The pied crested Cuckoo (Clamator jacobinus) is a local migrant in these parts. I usually met with this beautiful black and white bird that haunted the open thorny patch on the western edge of the campus. It is not normally a shy bird and is really quite a handsome sight with its black crest. I have often listened to its metallic call peepipiu…ringing across the fields. Once or twice I have recorded the Grey Patridge and Blackbreasted Rain Quail.
Further west in the campus there was a great Baya Colony on palm trees. This was a centre of great activity. The entire palm was covered with quaint hanging nests—a remarkable sign of instinct and craftsmanship. Unfortunately I was never able to record a whole day’s activity under the bustling colony. However I could observe some interesting factors in their community life. I remember having collected a number of half completed and discarded nests. In those days I did not understand the significance of these thrown away nests. Much later I came to understand how the males first began the nest-building activity; when it was half completed the female would join him and together they would complete it. However, if by any chance there were no female takers the male abandoned the half done nest and moves on to the next.
There are no records of the Common or Jungle Crows or the otherwise ubiquitous Small Green Barbet anywhere in my notes of those days. They are conspicuous by their absence. Perhaps that would go a long way to establish the pristine quality of the campus of those day—with little debris or garbage! Among the other birds I have recorded are the following–
Golden backed woodpecker
Rose ringed parakeet
Black headed Oriole
Brahminy or Black headed myna
I have recorded that on 14th June 1979 early dawn while I was just entering the campus from its eastern gate I heard a harsh croak of a Night Heron to my right. The bird was apparently sitting on a low branch of a thorny tree spreading over the path from the left and disturbed by my sudden appearance had taken off to my right where there was a big patch of thick undergrowth and thorn. (Much later when I published my first volume of poetry I titled it Night Heron) Cautious, watching my steps, I tried to follow the bird, but then found it wasn’t necessary. Even from where I stood I could spy the swaying tops of the trees that were virtually covered with roosting birds. There were Pond Herons (Ardeola grayii) Little Egrets(Egretta garzetta) Night Herons(Nycticorax nycticorax) and to my pleasant surprise the Indian Reef Herons(Egretta gularis). I cannot find any records of having sighted any Bitterns among them. However I recall that the entire place was reeking of the heavy stench from their smelly white droppings!

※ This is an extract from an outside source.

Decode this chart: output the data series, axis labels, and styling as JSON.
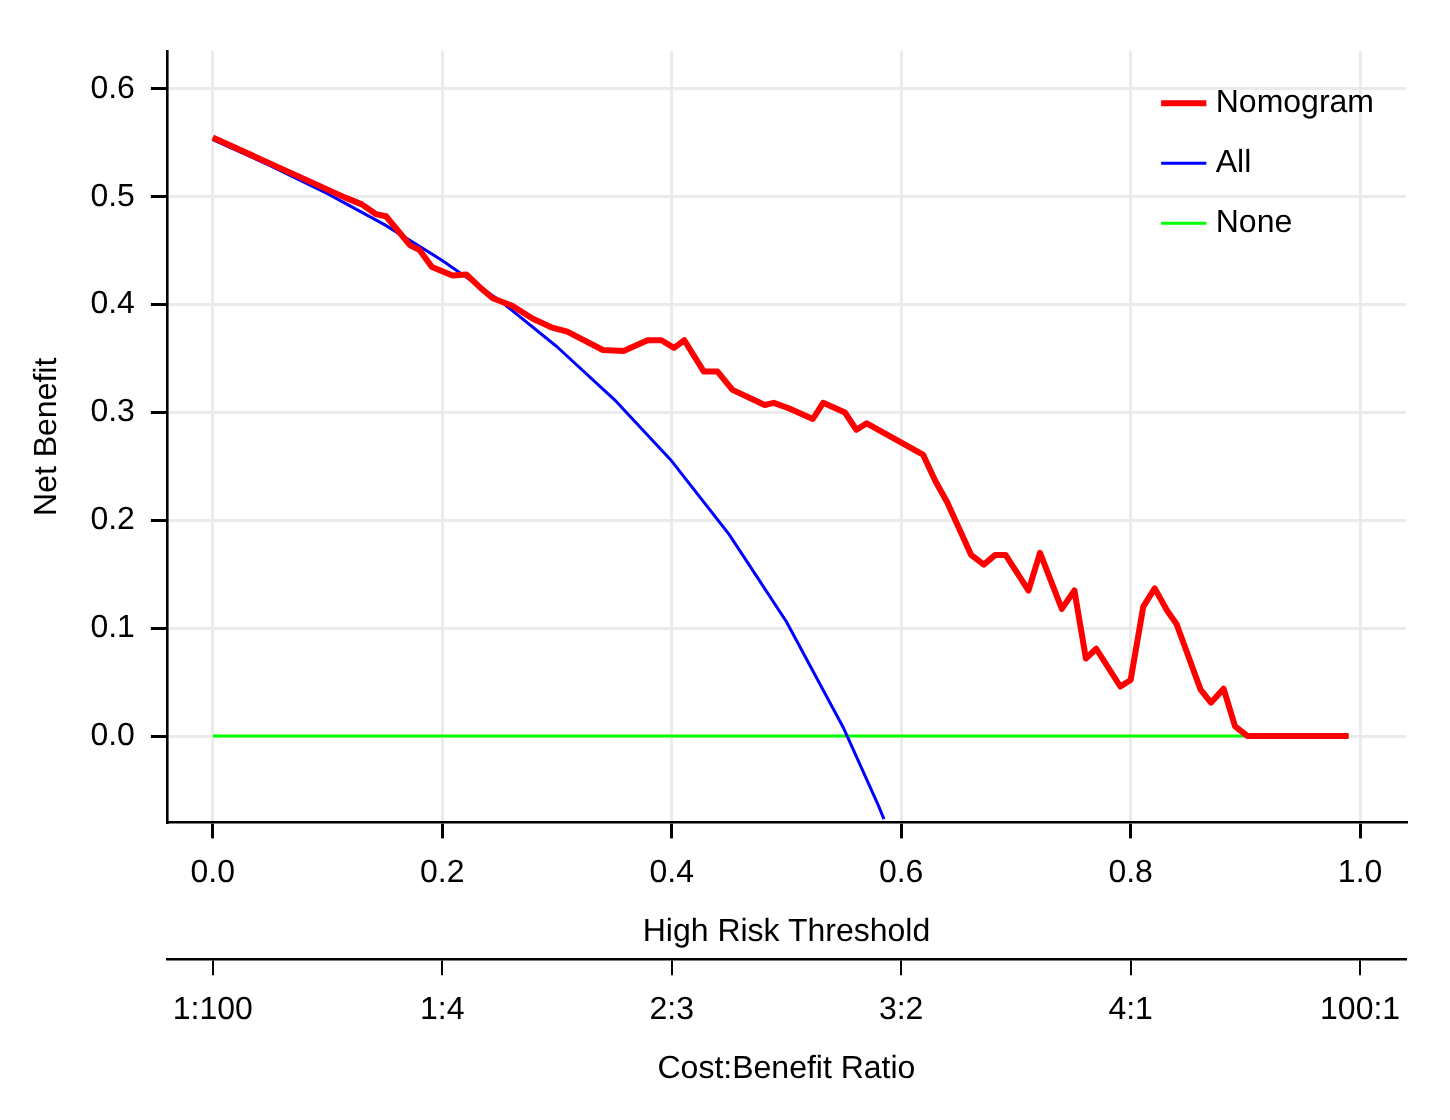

On the 29th of June 79 evening at around 6 pm I saw a large flock of Night Herons flying over Tambaram in the direction of Chengalpet lake. So it appeared that as the diurnal birds like the Pond herons and egrets return by evening to roost the Night Herons take off from their roosting place inside the campus, and they settle down for their rest only during the day.
These notes bespeak of those wonderful days of bird-watching I did in what appeared to be an unending campus of delight for me then. Even in the midst of a fast developing city and an equally fast depleting wilderness one could find solace at the thought of such small green pockets. They survive as memory. But just imagine the plight of its feathered denizens. Perhaps they are forced to seek out other dwellings or quietly succumb to the pressures of urbanization and perish. When we celebrate these wildlife weeks and bird-watch days it is time for us to remember what we did, have done, and are doing. As the Upanishad says: krato smara, krtam smara—remember what has been done. And finally perhaps, what we can do is to take measures to protect and preserve what we are left with— and to give it a personal responsibility let’s call it my beloved wilderness!